Flexible working push

The DfE said today that it will also launch a new “toolkit” later this month with resources aimed at helping schools to implement practices including job shares, part-time working and ad-hoc flexibility such as the occasional personal day. 

Experts told Tes last week that flexible working in teaching had not ”taken off as fast as it needs to”.

The DfE has also today announced five new flexible-working ambassador multi-academy trusts and schools (FWAMS):

  • Lapal Primary School of Hales Valley Trust
  • Newport Girls’ High School Academy Trust
  • Aspire Alternative Provision
  • The Halifax Academy of Impact Education Multi Academy Trust
  • The Reach Academy Feltham of the Reach Academy Trust.


These will join the seven FWAMS appointed in June.

Reaction

Reacting to today’s announcement, Paul Whiteman, general secretary of school leaders’ union NAHT, said it was “absolutely vital” that the workload taskforce results in “tangible change which makes a real difference to our members’ working day”.

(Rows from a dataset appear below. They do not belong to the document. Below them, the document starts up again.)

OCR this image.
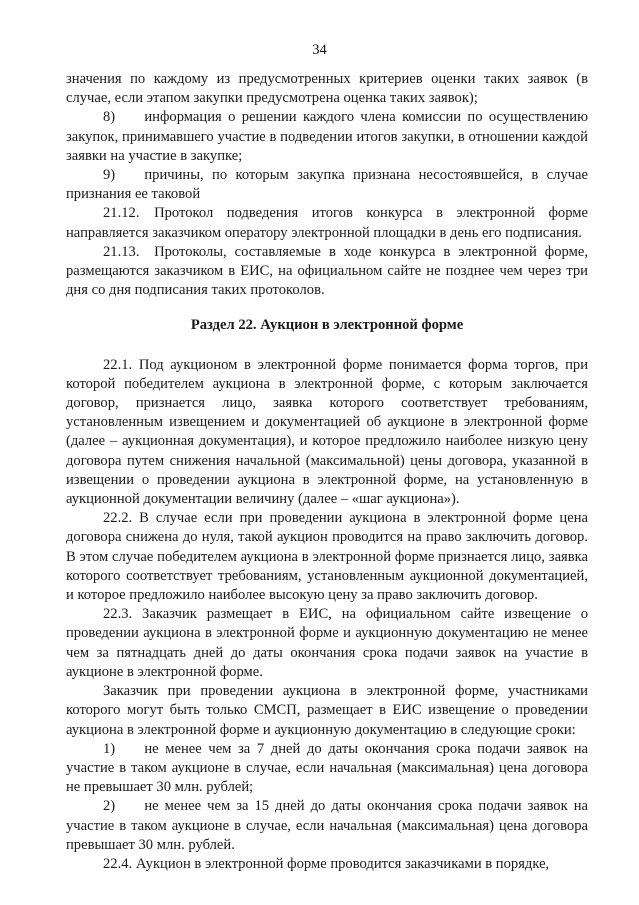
34

значения по каждому из предусмотренных критериев оценки таких заявок (в случае, если этапом закупки предусмотрена оценка таких заявок);

8)  информация о решении каждого члена комиссии по осуществлению закупок, принимавшего участие в подведении итогов закупки, в отношении каждой заявки на участие в закупке;

9)  причины, по которым закупка признана несостоявшейся, в случае признания ее таковой

21.12. Протокол подведения итогов конкурса в электронной форме направляется заказчиком оператору электронной площадки в день его подписания.

21.13. Протоколы, составляемые в ходе конкурса в электронной форме, размещаются заказчиком в ЕИС, на официальном сайте не позднее чем через три дня со дня подписания таких протоколов.

Раздел 22. Аукцион в электронной форме

22.1. Под аукционом в электронной форме понимается форма торгов, при которой победителем аукциона в электронной форме, с которым заключается договор, признается лицо, заявка которого соответствует требованиям, установленным извещением и документацией об аукционе в электронной форме (далее – аукционная документация), и которое предложило наиболее низкую цену договора путем снижения начальной (максимальной) цены договора, указанной в извещении о проведении аукциона в электронной форме, на установленную в аукционной документации величину (далее – «шаг аукциона»).

22.2. В случае если при проведении аукциона в электронной форме цена договора снижена до нуля, такой аукцион проводится на право заключить договор. В этом случае победителем аукциона в электронной форме признается лицо, заявка которого соответствует требованиям, установленным аукционной документацией, и которое предложило наиболее высокую цену за право заключить договор.

22.3. Заказчик размещает в ЕИС, на официальном сайте извещение о проведении аукциона в электронной форме и аукционную документацию не менее чем за пятнадцать дней до даты окончания срока подачи заявок на участие в аукционе в электронной форме.

Заказчик при проведении аукциона в электронной форме, участниками которого могут быть только СМСП, размещает в ЕИС извещение о проведении аукциона в электронной форме и аукционную документацию в следующие сроки:

1)  не менее чем за 7 дней до даты окончания срока подачи заявок на участие в таком аукционе в случае, если начальная (максимальная) цена договора не превышает 30 млн. рублей;

2)  не менее чем за 15 дней до даты окончания срока подачи заявок на участие в таком аукционе в случае, если начальная (максимальная) цена договора превышает 30 млн. рублей.

22.4. Аукцион в электронной форме проводится заказчиками в порядке,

Geoff Barton, general secretary of the Association of School and College Leaders, said the union was happy to be represented on the task force, but it was “sceptical about whether there is the will in government to take some of the steps that are required to produce systemic change”.

“The whole education system is creaking under the strain of this unsustainable churn of teachers and leaders with a clear and present danger to education standards and provision”, Mr Barton added.

The DfE has asked school senior leadership teams to feed into and inform recommendations from the taskforce.